The majority’s approach, however, takes a different turn with respect to the owner’s delegated entitlement to coordinate and monitor work performance and safety at a construction site when considering the obligations of its construction manager. In a number of respects the majority suggests that, by acting as the owner’s representative in this sort of coordination and monitoring, a construction manager is invested with a duty to third-party employees of an independent contractor that was not owed by the owner in the first instance. See Majority Opinion at 76, 911 A.2d at 1282.

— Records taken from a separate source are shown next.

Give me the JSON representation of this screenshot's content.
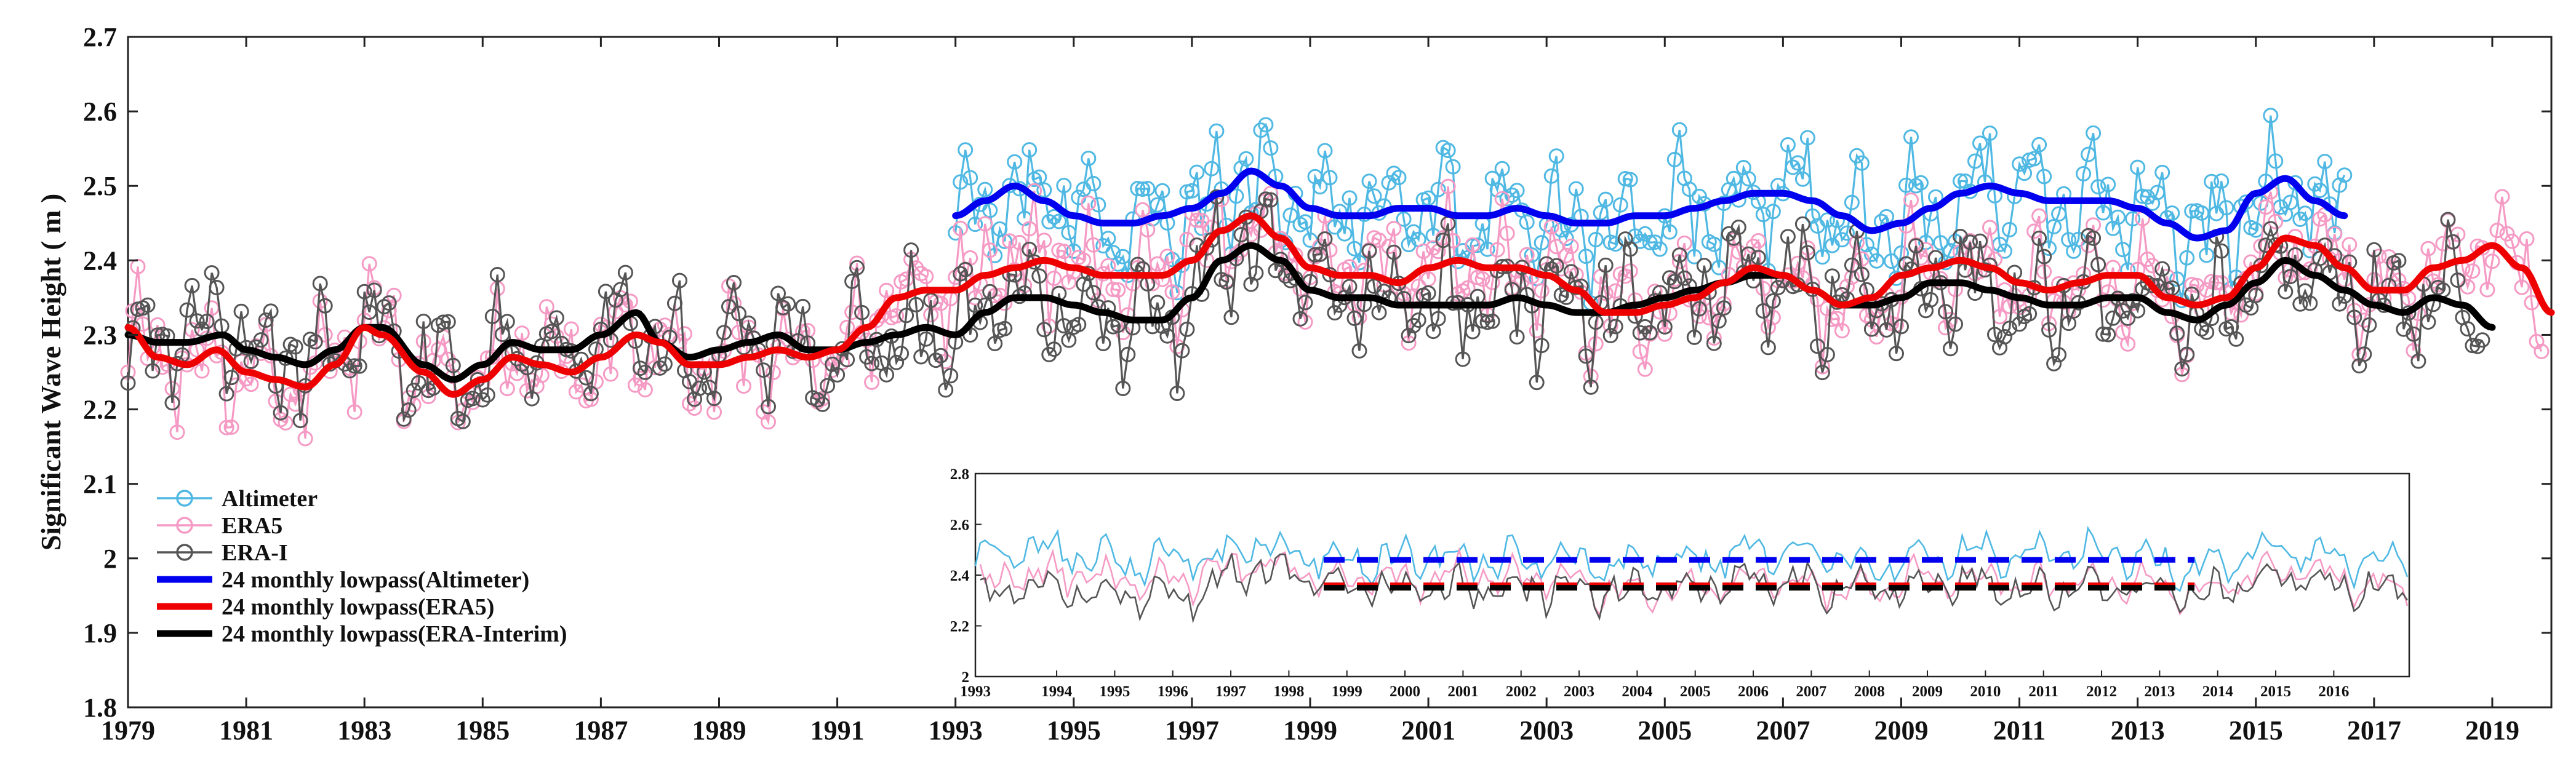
{
  "chart_data": [
    {
      "id": "main",
      "type": "line",
      "title": "",
      "xlabel": "",
      "ylabel": "Significant Wave Height ( m )",
      "xlim": [
        1979,
        2020
      ],
      "ylim": [
        1.8,
        2.7
      ],
      "grid": false,
      "legend_position": "bottom-left",
      "x_ticks": [
        "1979",
        "1981",
        "1983",
        "1985",
        "1987",
        "1989",
        "1991",
        "1993",
        "1995",
        "1997",
        "1999",
        "2001",
        "2003",
        "2005",
        "2007",
        "2009",
        "2011",
        "2013",
        "2015",
        "2017",
        "2019"
      ],
      "y_ticks": [
        "1.8",
        "1.9",
        "2",
        "2.1",
        "2.2",
        "2.3",
        "2.4",
        "2.5",
        "2.6",
        "2.7"
      ],
      "legend": [
        {
          "label": "Altimeter",
          "color": "#4fb8e3",
          "style": "line-marker"
        },
        {
          "label": "ERA5",
          "color": "#f59ac4",
          "style": "line-marker"
        },
        {
          "label": "ERA-I",
          "color": "#555555",
          "style": "line-marker"
        },
        {
          "label": "24 monthly lowpass(Altimeter)",
          "color": "#0000ee",
          "style": "thick-line"
        },
        {
          "label": "24 monthly lowpass(ERA5)",
          "color": "#ee0000",
          "style": "thick-line"
        },
        {
          "label": "24 monthly lowpass(ERA-Interim)",
          "color": "#000000",
          "style": "thick-line"
        }
      ],
      "series": [
        {
          "name": "24 monthly lowpass(ERA-Interim)",
          "color": "#000000",
          "kind": "smooth",
          "x": [
            1979,
            1979.5,
            1980,
            1980.6,
            1981,
            1981.5,
            1982,
            1982.5,
            1983,
            1983.3,
            1984,
            1984.5,
            1985,
            1985.5,
            1986,
            1986.5,
            1987,
            1987.6,
            1988,
            1988.5,
            1989,
            1989.5,
            1990,
            1990.5,
            1991,
            1991.5,
            1992,
            1992.5,
            1993,
            1993.5,
            1994,
            1994.5,
            1995,
            1995.5,
            1996,
            1996.5,
            1997,
            1997.5,
            1998,
            1998.5,
            1999,
            1999.5,
            2000,
            2000.5,
            2001,
            2001.5,
            2002,
            2002.5,
            2003,
            2003.5,
            2004,
            2004.5,
            2005,
            2005.5,
            2006,
            2006.5,
            2007,
            2007.5,
            2008,
            2008.5,
            2009,
            2009.5,
            2010,
            2010.5,
            2011,
            2011.5,
            2012,
            2012.5,
            2013,
            2013.5,
            2014,
            2014.5,
            2015,
            2015.5,
            2016,
            2016.5,
            2017,
            2017.5,
            2018,
            2018.5,
            2019
          ],
          "y": [
            2.3,
            2.29,
            2.29,
            2.3,
            2.28,
            2.27,
            2.26,
            2.28,
            2.31,
            2.31,
            2.26,
            2.24,
            2.26,
            2.29,
            2.28,
            2.28,
            2.3,
            2.33,
            2.29,
            2.27,
            2.28,
            2.29,
            2.3,
            2.28,
            2.28,
            2.29,
            2.3,
            2.31,
            2.3,
            2.33,
            2.35,
            2.35,
            2.34,
            2.33,
            2.32,
            2.32,
            2.35,
            2.4,
            2.42,
            2.4,
            2.36,
            2.35,
            2.35,
            2.34,
            2.34,
            2.34,
            2.34,
            2.35,
            2.34,
            2.33,
            2.33,
            2.34,
            2.35,
            2.36,
            2.37,
            2.38,
            2.38,
            2.36,
            2.34,
            2.34,
            2.35,
            2.37,
            2.37,
            2.36,
            2.35,
            2.34,
            2.34,
            2.35,
            2.35,
            2.33,
            2.32,
            2.34,
            2.37,
            2.4,
            2.38,
            2.36,
            2.34,
            2.33,
            2.35,
            2.34,
            2.31
          ]
        },
        {
          "name": "24 monthly lowpass(ERA5)",
          "color": "#ee0000",
          "kind": "smooth",
          "x": [
            1979,
            1979.5,
            1980,
            1980.5,
            1981,
            1981.5,
            1982,
            1982.5,
            1983,
            1983.3,
            1984,
            1984.5,
            1985,
            1985.5,
            1986,
            1986.5,
            1987,
            1987.6,
            1988,
            1988.5,
            1989,
            1989.5,
            1990,
            1990.5,
            1991,
            1991.5,
            1992,
            1992.5,
            1993,
            1993.5,
            1994,
            1994.5,
            1995,
            1995.5,
            1996,
            1996.5,
            1997,
            1997.5,
            1998,
            1998.5,
            1999,
            1999.5,
            2000,
            2000.5,
            2001,
            2001.5,
            2002,
            2002.5,
            2003,
            2003.5,
            2004,
            2004.5,
            2005,
            2005.5,
            2006,
            2006.5,
            2007,
            2007.5,
            2008,
            2008.5,
            2009,
            2009.5,
            2010,
            2010.5,
            2011,
            2011.5,
            2012,
            2012.5,
            2013,
            2013.5,
            2014,
            2014.5,
            2015,
            2015.5,
            2016,
            2016.5,
            2017,
            2017.5,
            2018,
            2018.5,
            2019,
            2019.5,
            2020
          ],
          "y": [
            2.31,
            2.27,
            2.26,
            2.28,
            2.25,
            2.24,
            2.23,
            2.26,
            2.31,
            2.3,
            2.25,
            2.22,
            2.24,
            2.27,
            2.26,
            2.25,
            2.27,
            2.3,
            2.29,
            2.26,
            2.26,
            2.27,
            2.28,
            2.27,
            2.28,
            2.31,
            2.35,
            2.36,
            2.36,
            2.38,
            2.39,
            2.4,
            2.39,
            2.38,
            2.38,
            2.38,
            2.4,
            2.44,
            2.46,
            2.43,
            2.39,
            2.38,
            2.38,
            2.37,
            2.39,
            2.4,
            2.39,
            2.39,
            2.38,
            2.36,
            2.33,
            2.33,
            2.34,
            2.35,
            2.37,
            2.39,
            2.38,
            2.36,
            2.34,
            2.35,
            2.38,
            2.39,
            2.4,
            2.39,
            2.37,
            2.36,
            2.37,
            2.38,
            2.38,
            2.35,
            2.34,
            2.35,
            2.39,
            2.43,
            2.42,
            2.39,
            2.36,
            2.36,
            2.39,
            2.4,
            2.42,
            2.39,
            2.33
          ]
        },
        {
          "name": "24 monthly lowpass(Altimeter)",
          "color": "#0000ee",
          "kind": "smooth",
          "x": [
            1993,
            1993.5,
            1994,
            1994.5,
            1995,
            1995.5,
            1996,
            1996.5,
            1997,
            1997.5,
            1998,
            1998.5,
            1999,
            1999.5,
            2000,
            2000.5,
            2001,
            2001.5,
            2002,
            2002.5,
            2003,
            2003.5,
            2004,
            2004.5,
            2005,
            2005.5,
            2006,
            2006.5,
            2007,
            2007.5,
            2008,
            2008.5,
            2009,
            2009.5,
            2010,
            2010.5,
            2011,
            2011.5,
            2012,
            2012.5,
            2013,
            2013.5,
            2014,
            2014.5,
            2015,
            2015.5,
            2016,
            2016.5
          ],
          "y": [
            2.46,
            2.48,
            2.5,
            2.48,
            2.46,
            2.45,
            2.45,
            2.46,
            2.47,
            2.49,
            2.52,
            2.5,
            2.47,
            2.46,
            2.46,
            2.47,
            2.47,
            2.46,
            2.46,
            2.47,
            2.46,
            2.45,
            2.45,
            2.46,
            2.46,
            2.47,
            2.48,
            2.49,
            2.49,
            2.48,
            2.46,
            2.44,
            2.45,
            2.47,
            2.49,
            2.5,
            2.49,
            2.48,
            2.48,
            2.48,
            2.47,
            2.45,
            2.43,
            2.44,
            2.49,
            2.51,
            2.48,
            2.46
          ]
        }
      ],
      "raw_series_note": "Monthly Altimeter (1993-2016), ERA5 (1979-2019) and ERA-I (1979-2018) series drawn with circle markers; values fluctuate around their lowpass curves."
    },
    {
      "id": "inset",
      "type": "line",
      "title": "",
      "ylim": [
        2,
        2.8
      ],
      "y_ticks": [
        "2",
        "2.2",
        "2.4",
        "2.6",
        "2.8"
      ],
      "x_ticks": [
        "1993",
        "1994",
        "1995",
        "1996",
        "1997",
        "1998",
        "1999",
        "2000",
        "2001",
        "2002",
        "2003",
        "2004",
        "2005",
        "2006",
        "2007",
        "2008",
        "2009",
        "2010",
        "2011",
        "2012",
        "2013",
        "2014",
        "2015",
        "2016"
      ],
      "dashed_means": [
        {
          "name": "Altimeter mean",
          "color": "#0000ee",
          "x": [
            1999,
            2014
          ],
          "y": 2.46
        },
        {
          "name": "ERA5 mean",
          "color": "#ee0000",
          "x": [
            1999,
            2014
          ],
          "y": 2.36
        },
        {
          "name": "ERA-Interim mean",
          "color": "#000000",
          "x": [
            1999,
            2014
          ],
          "y": 2.35
        }
      ]
    }
  ]
}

From my perspective, the owner and its representative, here Trumbull as construction manager, should be treated similarly in the above respects, consistent with the common pleas court’s approach. See Majority Opinion 70-71, 911 A.2d at 1278-79. Particularly given the sophisticated nature of *88modern, large-scale construction, owners reasonably should be permitted to delegate their entitlement to coordinate and monitor various aspects of the work among multiple contractors and facilitate overall safety without creating new duties in their representatives. Further, I believe that this should hold true so long as no actual control is assumed over the methods of work and/or operative details beyond that which is inherent in coordination, compliance monitoring, and advancing overall safety consistent with the obligations of the independent contractors that are otherwise in force. As Appellants highlight, such an approach would be in line with that of a number of other jurisdictions. See, e.g., Buccini v. 1568 Broadway Assoc., 250 A.D.2d 466, 673 N.Y.S.2d 398, 401 (N.Y.App.Div.1998) (affirming an award of summary judgment in favor of a construction manager and stating that “[t]he general duty to supervise the work and ensure compliance with safety regulations does not amount to supervision and control of the worksite such that the supervisory entity would be liable for the negligence of the contractor who performs the day-to-day operations” (citation omitted)).

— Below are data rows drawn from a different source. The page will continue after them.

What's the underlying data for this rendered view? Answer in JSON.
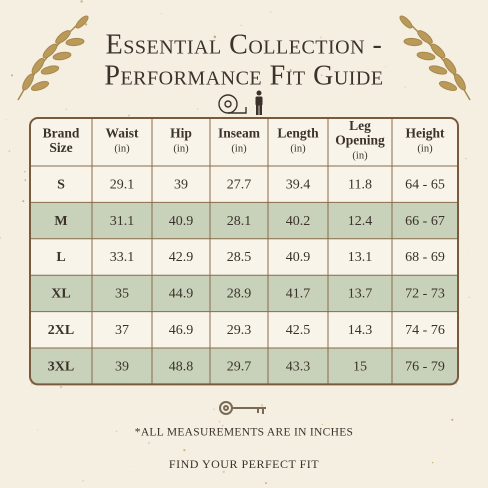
{
  "title": [
    "Essential Collection -",
    "Performance Fit Guide"
  ],
  "table": {
    "columns": [
      {
        "label": [
          "Brand",
          "Size"
        ]
      },
      {
        "label": [
          "Waist"
        ],
        "unit": "(in)"
      },
      {
        "label": [
          "Hip"
        ],
        "unit": "(in)"
      },
      {
        "label": [
          "Inseam"
        ],
        "unit": "(in)"
      },
      {
        "label": [
          "Length"
        ],
        "unit": "(in)"
      },
      {
        "label": [
          "Leg",
          "Opening"
        ],
        "unit": "(in)"
      },
      {
        "label": [
          "Height"
        ],
        "unit": "(in)"
      }
    ],
    "rows": [
      [
        "S",
        29.1,
        39,
        27.7,
        39.4,
        11.8,
        "64 - 65"
      ],
      [
        "M",
        31.1,
        40.9,
        28.1,
        40.2,
        12.4,
        "66 - 67"
      ],
      [
        "L",
        33.1,
        42.9,
        28.5,
        40.9,
        13.1,
        "68 - 69"
      ],
      [
        "XL",
        35,
        44.9,
        28.9,
        41.7,
        13.7,
        "72 - 73"
      ],
      [
        "2XL",
        37,
        46.9,
        29.3,
        42.5,
        14.3,
        "74 - 76"
      ],
      [
        "3XL",
        39,
        48.8,
        29.7,
        43.3,
        15,
        "76 - 79"
      ]
    ]
  },
  "footnote": "*ALL MEASUREMENTS ARE IN INCHES",
  "tagline": "FIND YOUR PERFECT FIT"
}
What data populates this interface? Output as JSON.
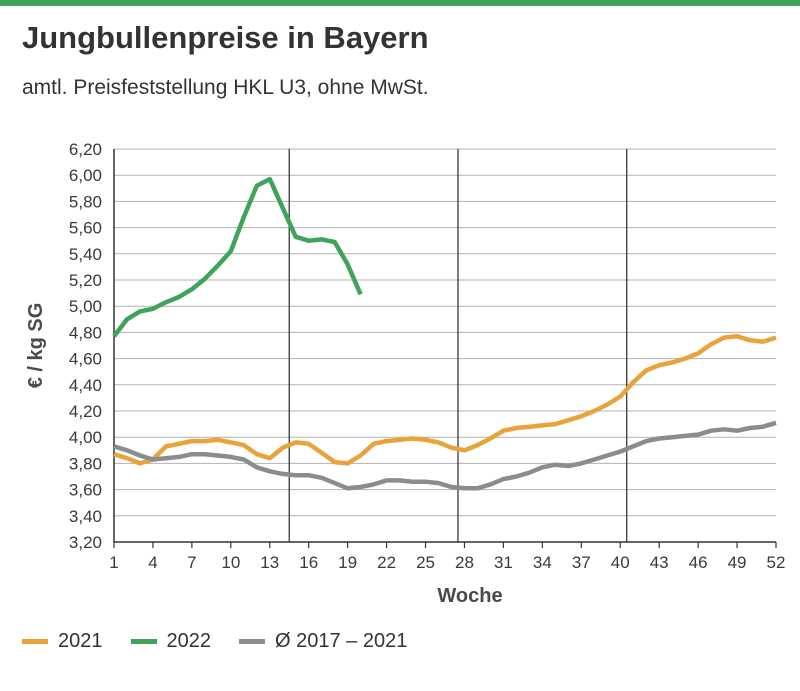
{
  "title": "Jungbullenpreise in Bayern",
  "subtitle": "amtl. Preisfeststellung HKL U3, ohne MwSt.",
  "chart_data": {
    "type": "line",
    "xlabel": "Woche",
    "ylabel": "€ / kg SG",
    "xlim": [
      1,
      52
    ],
    "ylim": [
      3.2,
      6.2
    ],
    "x_ticks": [
      1,
      4,
      7,
      10,
      13,
      16,
      19,
      22,
      25,
      28,
      31,
      34,
      37,
      40,
      43,
      46,
      49,
      52
    ],
    "y_ticks": [
      "3,20",
      "3,40",
      "3,60",
      "3,80",
      "4,00",
      "4,20",
      "4,40",
      "4,60",
      "4,80",
      "5,00",
      "5,20",
      "5,40",
      "5,60",
      "5,80",
      "6,00",
      "6,20"
    ],
    "y_tick_values": [
      3.2,
      3.4,
      3.6,
      3.8,
      4.0,
      4.2,
      4.4,
      4.6,
      4.8,
      5.0,
      5.2,
      5.4,
      5.6,
      5.8,
      6.0,
      6.2
    ],
    "vertical_gridlines_at": [
      14.5,
      27.5,
      40.5
    ],
    "grid": "horizontal",
    "legend_position": "bottom",
    "series": [
      {
        "name": "2021",
        "color": "#e8a33a",
        "x": [
          1,
          2,
          3,
          4,
          5,
          6,
          7,
          8,
          9,
          10,
          11,
          12,
          13,
          14,
          15,
          16,
          17,
          18,
          19,
          20,
          21,
          22,
          23,
          24,
          25,
          26,
          27,
          28,
          29,
          30,
          31,
          32,
          33,
          34,
          35,
          36,
          37,
          38,
          39,
          40,
          41,
          42,
          43,
          44,
          45,
          46,
          47,
          48,
          49,
          50,
          51,
          52
        ],
        "y": [
          3.87,
          3.84,
          3.8,
          3.83,
          3.93,
          3.95,
          3.97,
          3.97,
          3.98,
          3.96,
          3.94,
          3.87,
          3.84,
          3.92,
          3.96,
          3.95,
          3.88,
          3.81,
          3.8,
          3.86,
          3.95,
          3.97,
          3.98,
          3.99,
          3.98,
          3.96,
          3.92,
          3.9,
          3.94,
          3.99,
          4.05,
          4.07,
          4.08,
          4.09,
          4.1,
          4.13,
          4.16,
          4.2,
          4.25,
          4.31,
          4.42,
          4.51,
          4.55,
          4.57,
          4.6,
          4.64,
          4.71,
          4.76,
          4.77,
          4.74,
          4.73,
          4.76
        ]
      },
      {
        "name": "2022",
        "color": "#3fa35b",
        "x": [
          1,
          2,
          3,
          4,
          5,
          6,
          7,
          8,
          9,
          10,
          11,
          12,
          13,
          14,
          15,
          16,
          17,
          18,
          19,
          20
        ],
        "y": [
          4.77,
          4.9,
          4.96,
          4.98,
          5.03,
          5.07,
          5.13,
          5.21,
          5.31,
          5.42,
          5.68,
          5.92,
          5.97,
          5.75,
          5.53,
          5.5,
          5.51,
          5.49,
          5.32,
          5.09
        ]
      },
      {
        "name": "Ø 2017 – 2021",
        "color": "#8c8c8c",
        "x": [
          1,
          2,
          3,
          4,
          5,
          6,
          7,
          8,
          9,
          10,
          11,
          12,
          13,
          14,
          15,
          16,
          17,
          18,
          19,
          20,
          21,
          22,
          23,
          24,
          25,
          26,
          27,
          28,
          29,
          30,
          31,
          32,
          33,
          34,
          35,
          36,
          37,
          38,
          39,
          40,
          41,
          42,
          43,
          44,
          45,
          46,
          47,
          48,
          49,
          50,
          51,
          52
        ],
        "y": [
          3.93,
          3.9,
          3.86,
          3.83,
          3.84,
          3.85,
          3.87,
          3.87,
          3.86,
          3.85,
          3.83,
          3.77,
          3.74,
          3.72,
          3.71,
          3.71,
          3.69,
          3.65,
          3.61,
          3.62,
          3.64,
          3.67,
          3.67,
          3.66,
          3.66,
          3.65,
          3.62,
          3.61,
          3.61,
          3.64,
          3.68,
          3.7,
          3.73,
          3.77,
          3.79,
          3.78,
          3.8,
          3.83,
          3.86,
          3.89,
          3.93,
          3.97,
          3.99,
          4.0,
          4.01,
          4.02,
          4.05,
          4.06,
          4.05,
          4.07,
          4.08,
          4.11
        ]
      }
    ]
  }
}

Here, I believe that the nearest that Trumbull’s contract with the Commonwealth comes to supporting a conclusion that the construction manager assumed control of the manner of an independent contractor’s (NESL’s) work is in the specification of an obligation to “develop, implement, maintain and monitor a comprehensive project safety/insurance program.” From my perspective, however, absent further proof that this responsibility was exercised in a way that redirected the performance of NESL’s work in some material fashion, such activities if performed by an owner would not represent the sort of control of the work or job site that would create new duties running to third parties. Rather, I regard them as consistent with an owner’s residual prerogatives relative to its property, particularly where, as here, the independent contractor in control of the work has accepted full responsibility for job-site safety.1 Again, since I do not believe that these *89activities would create duties in the owner running to third parties, it is my position that they should also not be deemed to create such obligations in the owner’s representative retained to accomplish them.

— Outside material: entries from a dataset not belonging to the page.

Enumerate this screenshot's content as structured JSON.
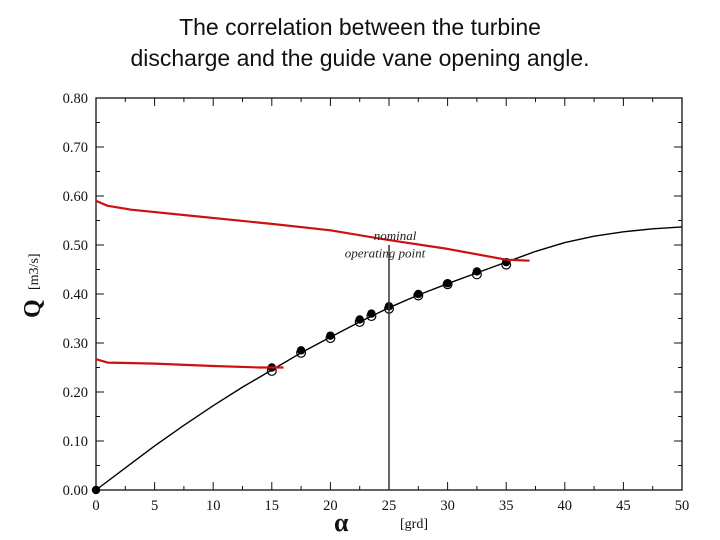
{
  "title_line1": "The correlation between the turbine",
  "title_line2": "discharge and the guide vane opening angle.",
  "chart_data": {
    "type": "scatter",
    "xlabel_symbol": "α",
    "xlabel_unit": "[grd]",
    "ylabel_symbol": "Q",
    "ylabel_unit": "[m3/s]",
    "xlim": [
      0,
      50
    ],
    "ylim": [
      0,
      0.8
    ],
    "xticks": [
      0,
      5,
      10,
      15,
      20,
      25,
      30,
      35,
      40,
      45,
      50
    ],
    "xtick_labels": [
      "0",
      "5",
      "10",
      "15",
      "20",
      "25",
      "30",
      "35",
      "40",
      "45",
      "50"
    ],
    "yticks": [
      0,
      0.1,
      0.2,
      0.3,
      0.4,
      0.5,
      0.6,
      0.7,
      0.8
    ],
    "ytick_labels": [
      "0.00",
      "0.10",
      "0.20",
      "0.30",
      "0.40",
      "0.50",
      "0.60",
      "0.70",
      "0.80"
    ],
    "grid": false,
    "annotation_line1": "nominal",
    "annotation_line2": "operating point",
    "nominal_x": 25,
    "series": [
      {
        "kind": "line",
        "color": "#000000",
        "x": [
          0,
          2.5,
          5,
          7.5,
          10,
          12.5,
          15,
          17.5,
          20,
          22.5,
          25,
          27.5,
          30,
          32.5,
          35,
          37.5,
          40,
          42.5,
          45,
          47.5,
          50
        ],
        "y": [
          0,
          0.045,
          0.09,
          0.132,
          0.172,
          0.21,
          0.245,
          0.28,
          0.312,
          0.343,
          0.372,
          0.398,
          0.421,
          0.443,
          0.465,
          0.487,
          0.505,
          0.518,
          0.527,
          0.533,
          0.537
        ]
      },
      {
        "kind": "filled-markers",
        "color": "#000000",
        "x": [
          0,
          15,
          17.5,
          20,
          22.5,
          23.5,
          25,
          27.5,
          30,
          32.5,
          35
        ],
        "y": [
          0,
          0.25,
          0.285,
          0.315,
          0.348,
          0.36,
          0.375,
          0.4,
          0.422,
          0.446,
          0.465
        ]
      },
      {
        "kind": "open-markers",
        "color": "#000000",
        "x": [
          15,
          17.5,
          20,
          22.5,
          23.5,
          25,
          27.5,
          30,
          32.5,
          35
        ],
        "y": [
          0.243,
          0.28,
          0.31,
          0.343,
          0.355,
          0.37,
          0.397,
          0.42,
          0.44,
          0.46
        ]
      },
      {
        "kind": "line",
        "color": "#cc1111",
        "x": [
          0,
          1,
          3,
          8,
          15,
          20,
          25,
          30,
          35,
          37
        ],
        "y": [
          0.59,
          0.58,
          0.572,
          0.56,
          0.543,
          0.53,
          0.51,
          0.492,
          0.47,
          0.468
        ]
      },
      {
        "kind": "line",
        "color": "#cc1111",
        "x": [
          0,
          1,
          5,
          10,
          14,
          16
        ],
        "y": [
          0.267,
          0.26,
          0.258,
          0.253,
          0.25,
          0.25
        ]
      }
    ]
  }
}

For the above reasons, I would apply the rationale in Part I of the majority opinion both to the Turnpike Commission and to Trumbull, and, therefore, I would reinstate the judgment of the common pleas court in its entirety.
Chief Justice CAPPY and Justice CASTILLE join this concurring and dissenting opinion.

. My position is in line with the following discussion of the principle investing those who control the work on a construction project with safety obligations:
*89[T]he principle is intended to apply where there is retention of control over the operative detail of the work.... It is not enough that [the ownerj has merely a general right to order the work stopped or resumed, to inspect its progress or to receive reports, to make suggestions or recommendations which need not necessarily be followed, or to prescribe alterations and deviations. Such a general right is usually reserved to [owners!, hut it does not mean that the contractor is controlled as to his methods of work, or as to operative detail. There must be such a retention of a right of supervision that the contractor is not entirely free to do the work in his own way.
Brady v. Ralph M. Parsons Co., 327 Md. 275, 609 A.2d 297, 301 (1992) (citing Restatement (Second) of Torts § 414). I believe that any duty in a construction manager should derive generally from the owner's retention of such control and employment of the construction manager to act as the owner's representative in exercising it.